Additional content fields

In addition to the standard fields in the response, Asset Insights provides several specialized ones in the content field.

  • user: The specific user email address detected in the members of the policy bindings for this particular insight. This field is included in the TERMINATED_MEMBER subtype.

  • domain: The specific domain detected in the members of the policy bindings of this particular insight. This field is included in the EXTERNAL_MEMBER, EXTERNAL_POLICY_EDITOR, EXTERNAL_CLOUD_STORAGE_OBJECT_VIEWER, and EXTERNAL_SERVICE_ACCOUNT_IMPERSONATOR subtypes.

  • assetName: The asset name for which access was detected for this particular insight. This field is included in the OWNER_TERMINATED_PROJECT and PUBLIC_IAM_POLICY subtypes.

  • policyCount: The total number of distinct IAM policies in which matching members were detected for this particular insight. This field is included for all Asset Insights subtypes.

  • matchedPolicies: A sampling of the IAM policies matching the detected insight. Matching policies only include the subset of bindings and binding members which match the detected insight.

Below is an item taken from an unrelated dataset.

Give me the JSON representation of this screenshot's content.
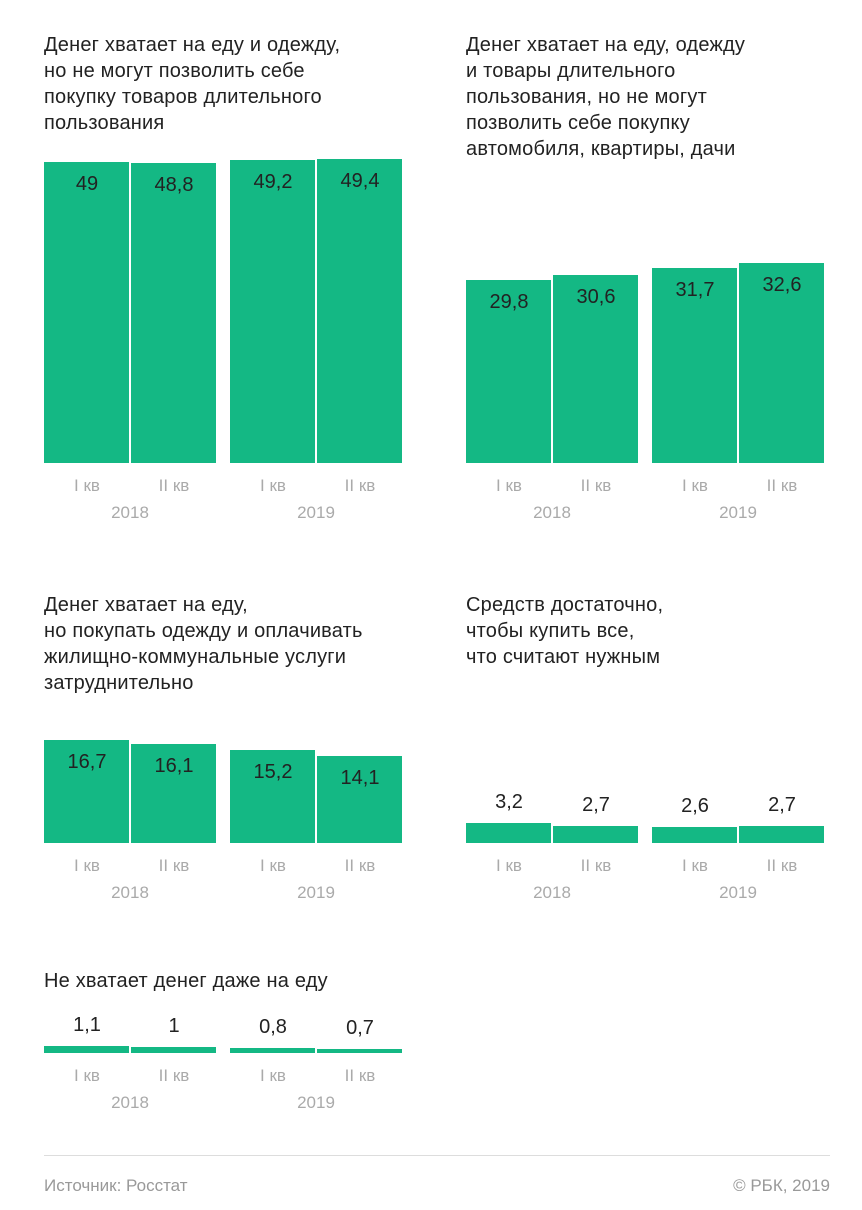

This field is included for all Asset Insights subtypes.

  • policySearchQuery: A query which can be used with the Cloud Asset Inventory IAM policy search API in order to retrieve all of the relevant policies in real time.

Sample response

The following code snippet shows the format of a sample response.

{
   "name": "organizations/1234567/locations/global/insightTypes/google.cloudasset.asset.Insight/insights/0ab35ae7-afa8-42a3-a173-92da8771a489",
   "description": "Domain example.com detected in 1 IAM policies",
   "content": {
      "domain": "example.com",
      "policyCount": 1,
      "policySearchQuery": "policy: example.com",
      "matchedPolicies" :[
         {
            "resource" :"//cloudresourcemanager.googleapis.com/projects/5678910",
            "project" :"projects/5678910",
            "matchedBindings" :[
               {
                  "role" :"roles/viewer",
                  "matchedMembers" :[
                     "user:example@example.com"
                  ]
               }
            ]
         }
      ]
   },
   "lastRefreshTime": "2020-12-04T06:59:04Z",
   "observationPeriod": "0s",
   "stateInfo": {
      "state": "ACTIVE"
   },
   "category": "SECURITY",
   "targetResources": [
      "//cloudresourcemanager.googleapis.com/organizations/1234567"
   ],
   "insightSubtype": "EXTERNAL_MEMBER",
   "etag": "\"00000000000\"",
   "initialRefreshTime": "2020-12-01T06:58:03Z"
}

Limitations

  • These insights do not consider group memberships as part of their findings and should not be considered an exhaustive list of matching vulnerabilities.

  • Individual insights include a sampling of matching IAM policies which is capped at 100 distinct policies. All matching policies can be retrieved by calling Cloud Asset Inventory policy search.

  • Asset insights does not consider service accounts for the purposes of insight generation.